Страх, который вчера вечером удалось прогнать, нагло разбудил его.

Пьетро Морони открыл один глаза и поймал в фокус большой будильник с Микки Маусом, весело тикавший на тумбочке.

Без десяти шесть.

"Ни за что не пойду сегодня в школу".

Он потрогал лоб, надеясь, что у него жар.

Лоб был холодным, как у покойника.

В маленькое окошко рядом с кроватью проникал лучик света, освещавший угол спальни. Брат спал. Подушка на голове. Длинная, белая, как мякоть трески, ступня торчала из-под одеяла.

Пьетро встал, сунул ноги в тапочки и пошел в туалет.

В туалете было холодно. Пар шел изо рта. Мочась, он протер рукой запотевшее стекло и глянул наружу.

Какая противная погода.

Небо было покрыто однородной массой облаков, мрачно нависших над мокрой деревней.
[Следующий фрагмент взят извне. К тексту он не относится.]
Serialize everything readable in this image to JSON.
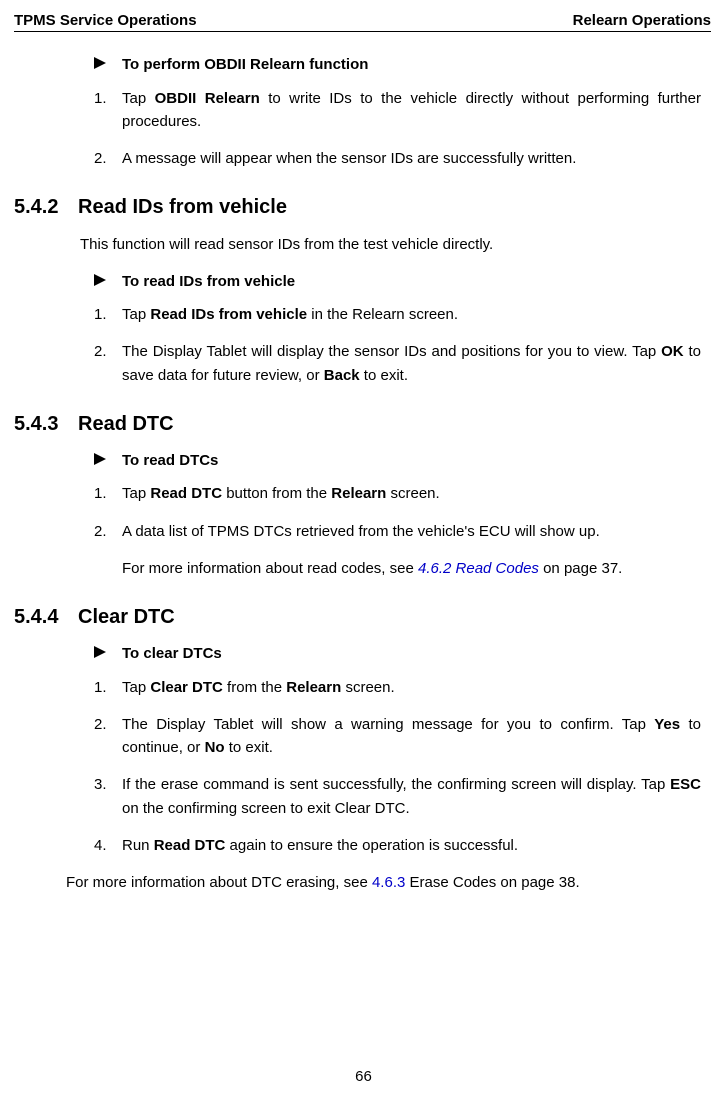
{
  "header": {
    "left": "TPMS Service Operations",
    "right": "Relearn Operations"
  },
  "sec0": {
    "arrow": "To perform OBDII Relearn function",
    "i1_pre": "Tap ",
    "i1_b": "OBDII Relearn",
    "i1_post": " to write IDs to the vehicle directly without performing further procedures.",
    "i2": "A message will appear when the sensor IDs are successfully written."
  },
  "sec542": {
    "num": "5.4.2",
    "title": "Read IDs from vehicle",
    "intro": "This function will read sensor IDs from the test vehicle directly.",
    "arrow": "To read IDs from vehicle",
    "i1_pre": "Tap ",
    "i1_b": "Read IDs from vehicle",
    "i1_post": " in the Relearn screen.",
    "i2_a": "The Display Tablet will display the sensor IDs and positions for you to view. Tap ",
    "i2_b1": "OK",
    "i2_c": " to save data for future review, or ",
    "i2_b2": "Back",
    "i2_d": " to exit."
  },
  "sec543": {
    "num": "5.4.3",
    "title": "Read DTC",
    "arrow": "To read DTCs",
    "i1_pre": "Tap ",
    "i1_b": "Read DTC",
    "i1_mid": " button from the ",
    "i1_b2": "Relearn",
    "i1_post": " screen.",
    "i2": "A data list of TPMS DTCs retrieved from the vehicle's ECU will show up.",
    "extra_a": "For more information about read codes, see ",
    "extra_link": "4.6.2 Read Codes",
    "extra_b": " on page 37."
  },
  "sec544": {
    "num": "5.4.4",
    "title": "Clear DTC",
    "arrow": "To clear DTCs",
    "i1_pre": "Tap ",
    "i1_b": "Clear DTC",
    "i1_mid": " from the ",
    "i1_b2": "Relearn",
    "i1_post": " screen.",
    "i2_a": "The Display Tablet will show a warning message for you to confirm. Tap ",
    "i2_b1": "Yes",
    "i2_c": " to continue, or ",
    "i2_b2": "No",
    "i2_d": " to exit.",
    "i3_a": "If the erase command is sent successfully, the confirming screen will display. Tap ",
    "i3_b": "ESC",
    "i3_c": " on the confirming screen to exit Clear DTC.",
    "i4_a": "Run ",
    "i4_b": "Read DTC",
    "i4_c": " again to ensure the operation is successful.",
    "footer_a": "For more information about DTC erasing, see ",
    "footer_link": "4.6.3",
    "footer_b": " Erase Codes on page 38."
  },
  "nums": {
    "n1": "1.",
    "n2": "2.",
    "n3": "3.",
    "n4": "4."
  },
  "page": "66"
}
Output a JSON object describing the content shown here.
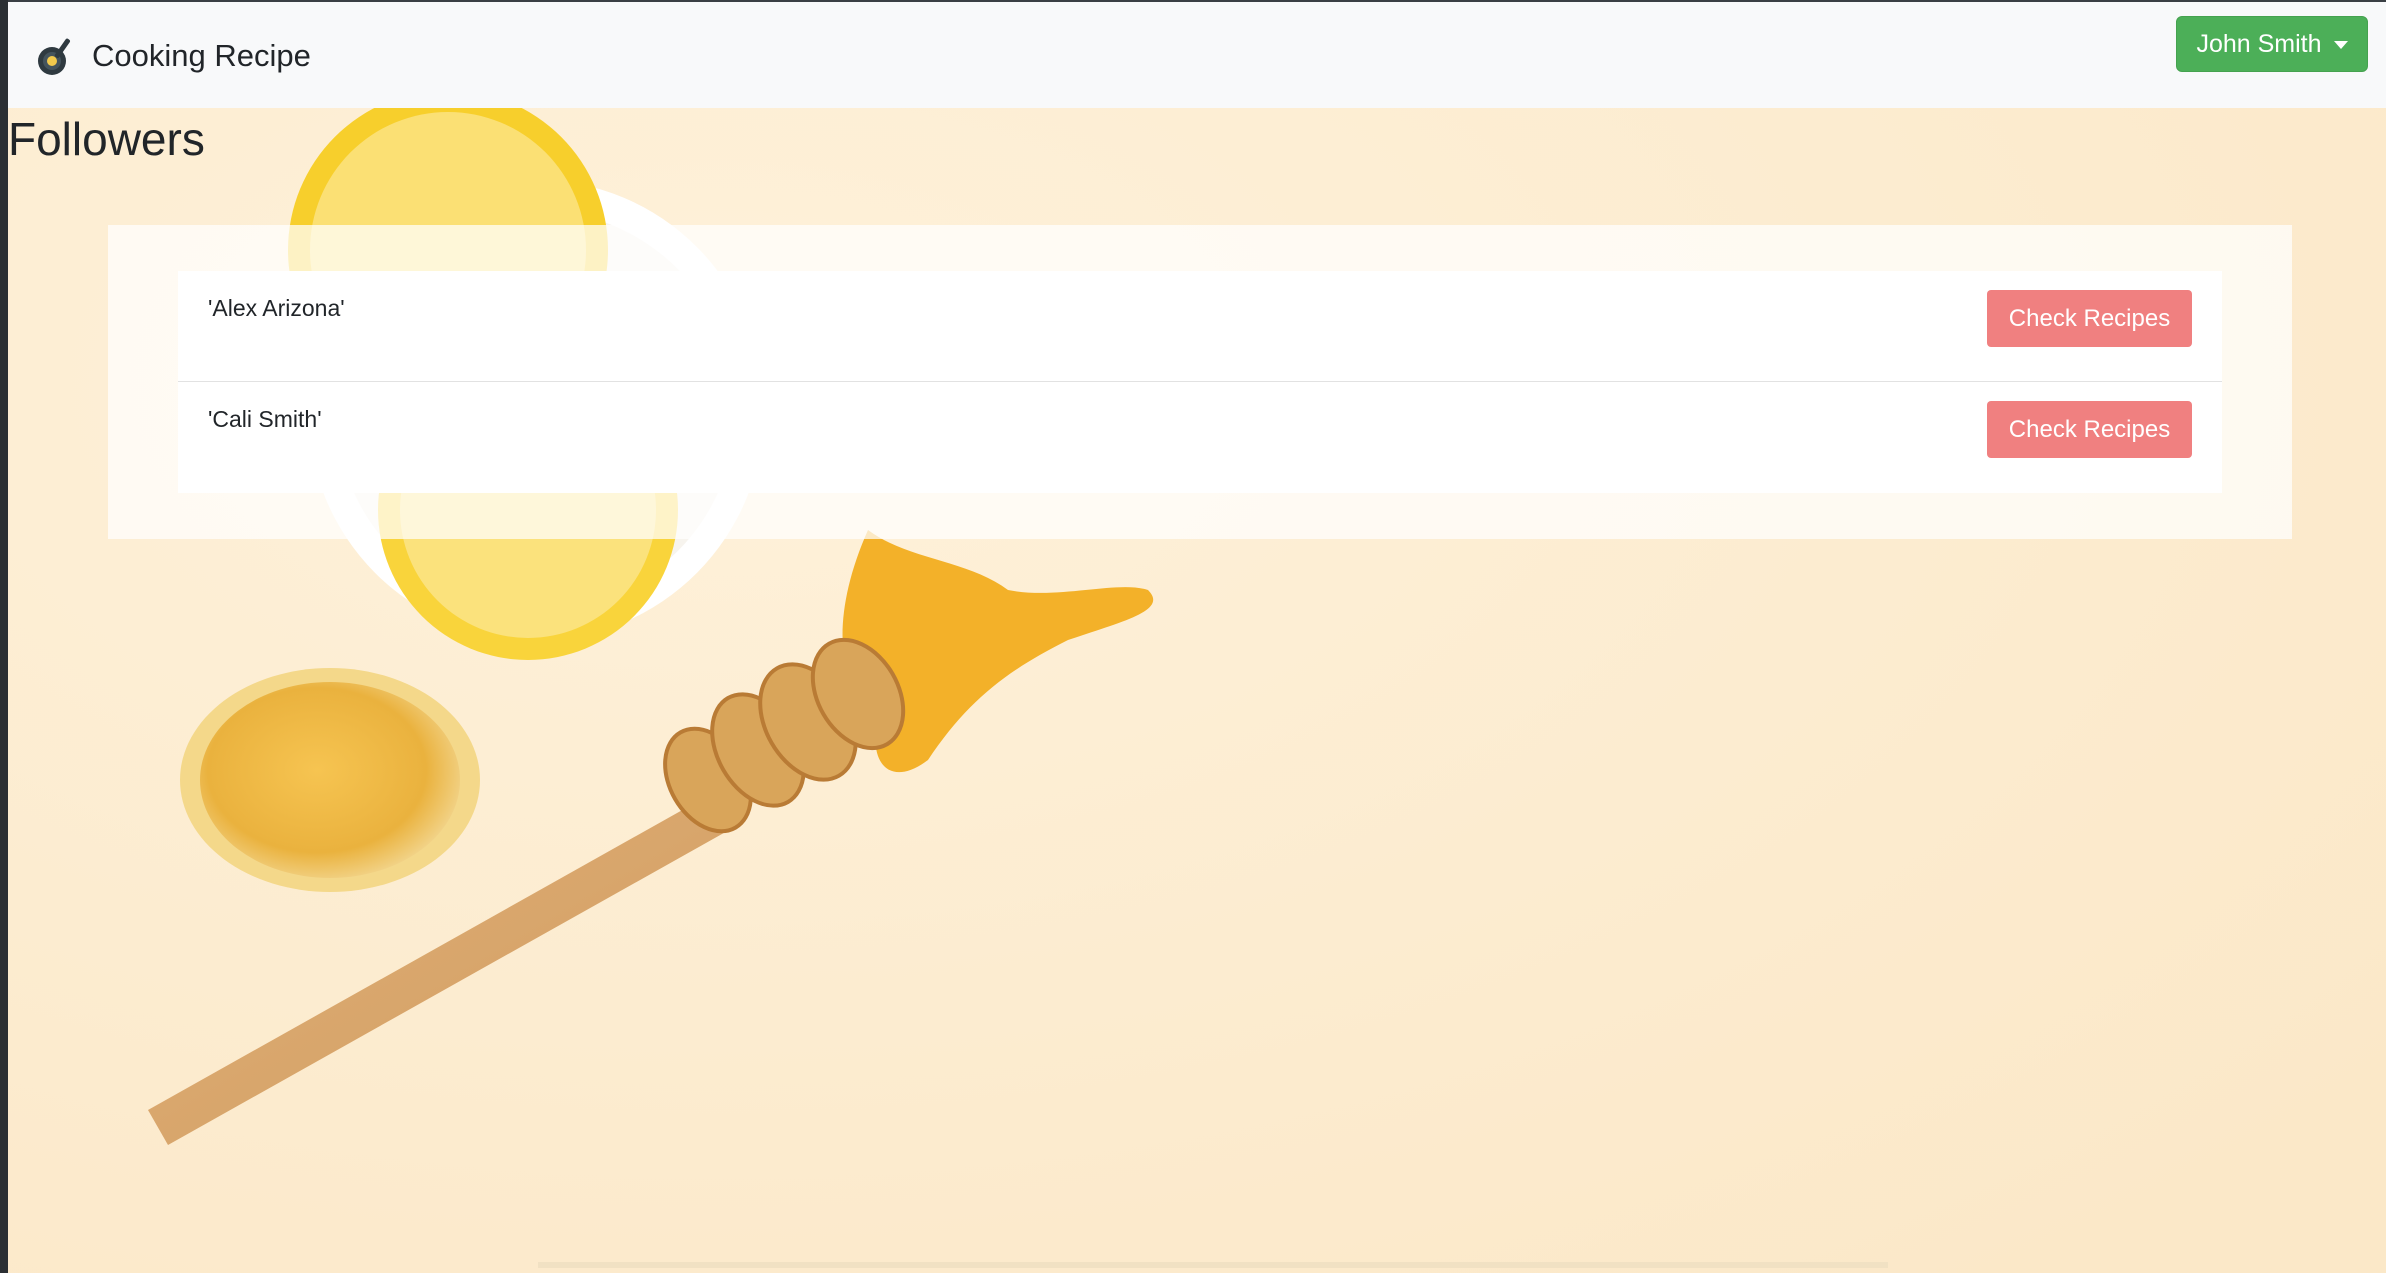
{
  "navbar": {
    "brand_label": "Cooking Recipe",
    "brand_icon": "frying-pan-icon",
    "user_menu_label": "John Smith",
    "user_menu_icon": "caret-down-icon",
    "user_menu_color": "#4caf58"
  },
  "main": {
    "title": "Followers",
    "followers": [
      {
        "name": "'Alex Arizona'",
        "action_label": "Check Recipes"
      },
      {
        "name": "'Cali Smith'",
        "action_label": "Check Recipes"
      }
    ],
    "action_color": "#f08080"
  },
  "background": {
    "description_icon": "honey-lemon-background-image",
    "color": "#fdf0d8"
  }
}
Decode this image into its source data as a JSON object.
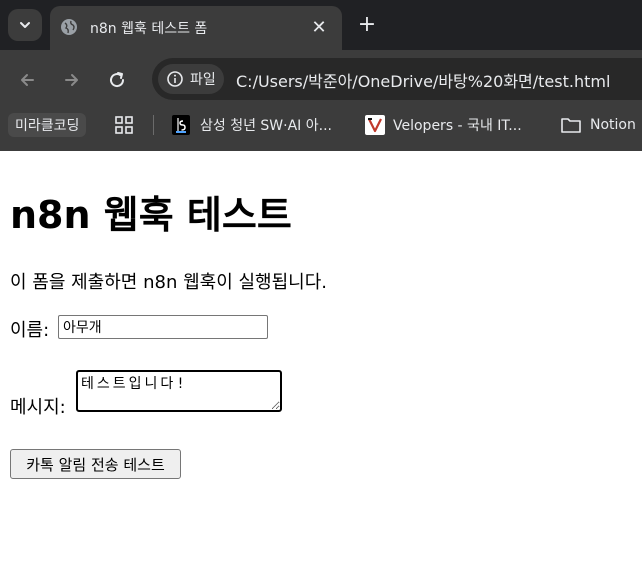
{
  "browser": {
    "tab": {
      "title": "n8n 웹훅 테스트 폼",
      "globe_icon": "globe-icon",
      "close_symbol": "✕"
    },
    "new_tab_symbol": "+",
    "omnibox": {
      "site_label": "파일",
      "url": "C:/Users/박준아/OneDrive/바탕%20화면/test.html"
    },
    "bookmarks": [
      {
        "label": "미라클코딩"
      },
      {
        "label": "삼성 청년 SW·AI 아..."
      },
      {
        "label": "Velopers - 국내 IT..."
      },
      {
        "label": "Notion"
      }
    ],
    "colors": {
      "chrome": "#3c3c3c",
      "tabstrip": "#202124",
      "text": "#e8eaed"
    }
  },
  "page": {
    "heading": "n8n 웹훅 테스트",
    "description": "이 폼을 제출하면 n8n 웹훅이 실행됩니다.",
    "form": {
      "name_label": "이름:",
      "name_value": "아무개",
      "message_label": "메시지:",
      "message_value": "테스트입니다!",
      "submit_label": "카톡 알림 전송 테스트"
    }
  }
}
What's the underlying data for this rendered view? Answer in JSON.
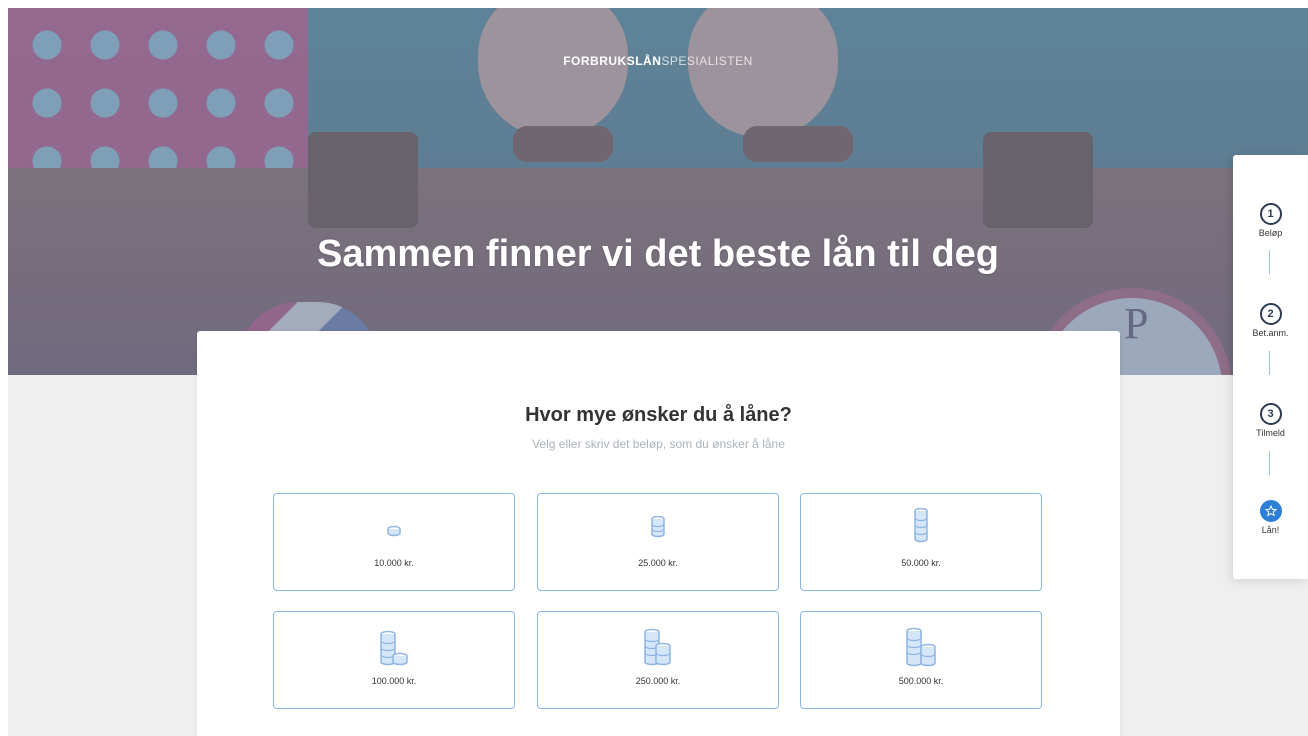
{
  "brand": {
    "logo_bold": "FORBRUKSLÅN",
    "logo_light": "SPESIALISTEN"
  },
  "hero": {
    "title": "Sammen finner vi det beste lån til deg"
  },
  "form": {
    "title": "Hvor mye ønsker du å låne?",
    "subtitle": "Velg eller skriv det beløp, som du ønsker å låne",
    "options": [
      {
        "label": "10.000 kr.",
        "icon": "coin-stack-small-icon"
      },
      {
        "label": "25.000 kr.",
        "icon": "coin-stack-medium-icon"
      },
      {
        "label": "50.000 kr.",
        "icon": "coin-stack-tall-icon"
      },
      {
        "label": "100.000 kr.",
        "icon": "coin-stacks-icon"
      },
      {
        "label": "250.000 kr.",
        "icon": "coin-stacks-icon"
      },
      {
        "label": "500.000 kr.",
        "icon": "coin-stacks-large-icon"
      }
    ]
  },
  "steps": [
    {
      "number": "1",
      "label": "Beløp"
    },
    {
      "number": "2",
      "label": "Bet.anm."
    },
    {
      "number": "3",
      "label": "Tilmeld"
    },
    {
      "number": "",
      "label": "Lån!",
      "icon": "star-icon"
    }
  ],
  "colors": {
    "accent": "#2f7fd6",
    "option_border": "#8bb6e8",
    "coin": "#8fb5e4"
  }
}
Когда случался сильный дождь, Пьетро садился в желтый школьный автобус. Остановка находилась почти в километре от дома (к Дому под фикусом не подъезжали, потому что дорога была вся в ямах). Его всегда провожал отец, но в основном пешком, под зонтиком. Если шел мелкий дождь, Пьетро надевал желтый плащ и резиновые сапоги и ехал в школу на велосипеде.

Мама уже спустилась на кухню.

Оттуда был слышен стук кастрюль и поднимался запах жареного.

Загор лаял.

Пьетро выглянул в окно.

Отец в дождевике возился в загоне, он брал мешки с цементом, лежавшие у собачьей конуры. Сидевший на цепи Загор скулил, прыгал по грязи, вилял хвостом, старясь привлечь внимание.

Рассказать ему?

Отец не удостаивал животное взглядом, словно его и не было, поднимал один мешок, взваливал на плечо, потом, опустив голову, скидывал его в прицеп трактора и возвращался за следующим мешком.

Может, надо рассказать ему? Рассказать все, сказать, что его заставили залезть в школу.

"Папа, извини, мне надо кое-что тебе сказать, вчера…"

Нет.

Он чувствовал, что отец не поймет и разозлится. Очень разозлится.

А если он узнает потом, разве не будет хуже?

"Но я же не виноват".

Он как следует отряхнул член и помчался в комнату.

Надо прекратить думать, что он не виноват. Это ничего не меняет, даже все осложняет. Надо прекратить думать о школе. Надо спать.

- Ох, кошмар какой, - пробормотал он и снова прыгнул в теплую постель.

Стиральная машина

Странная это штука - вина.

Пьетро пока еще не понял, как она устроена.

Везде, в школе, в Италии, во всем мире, если ты что-то сделал не так, что-то, чего делать нельзя, в общем, какую-нибудь глупость, ты виноват и тебя накажут.

Справедливость должна быть устроена так, чтобы каждый отвечал за то, в чем виноват. Однако в отношении него все обстояло не совсем так.

Пьетро это понял еще маленьким.

В его доме вина обрушивалась с небес, как метеорит. Иногда, довольно часто, она падала на тебя, а иногда, черт знает почему, от нее удавалось ускользнуть.

В общем, лотерея.

И зависело все от того, что отцу взбредет в голову.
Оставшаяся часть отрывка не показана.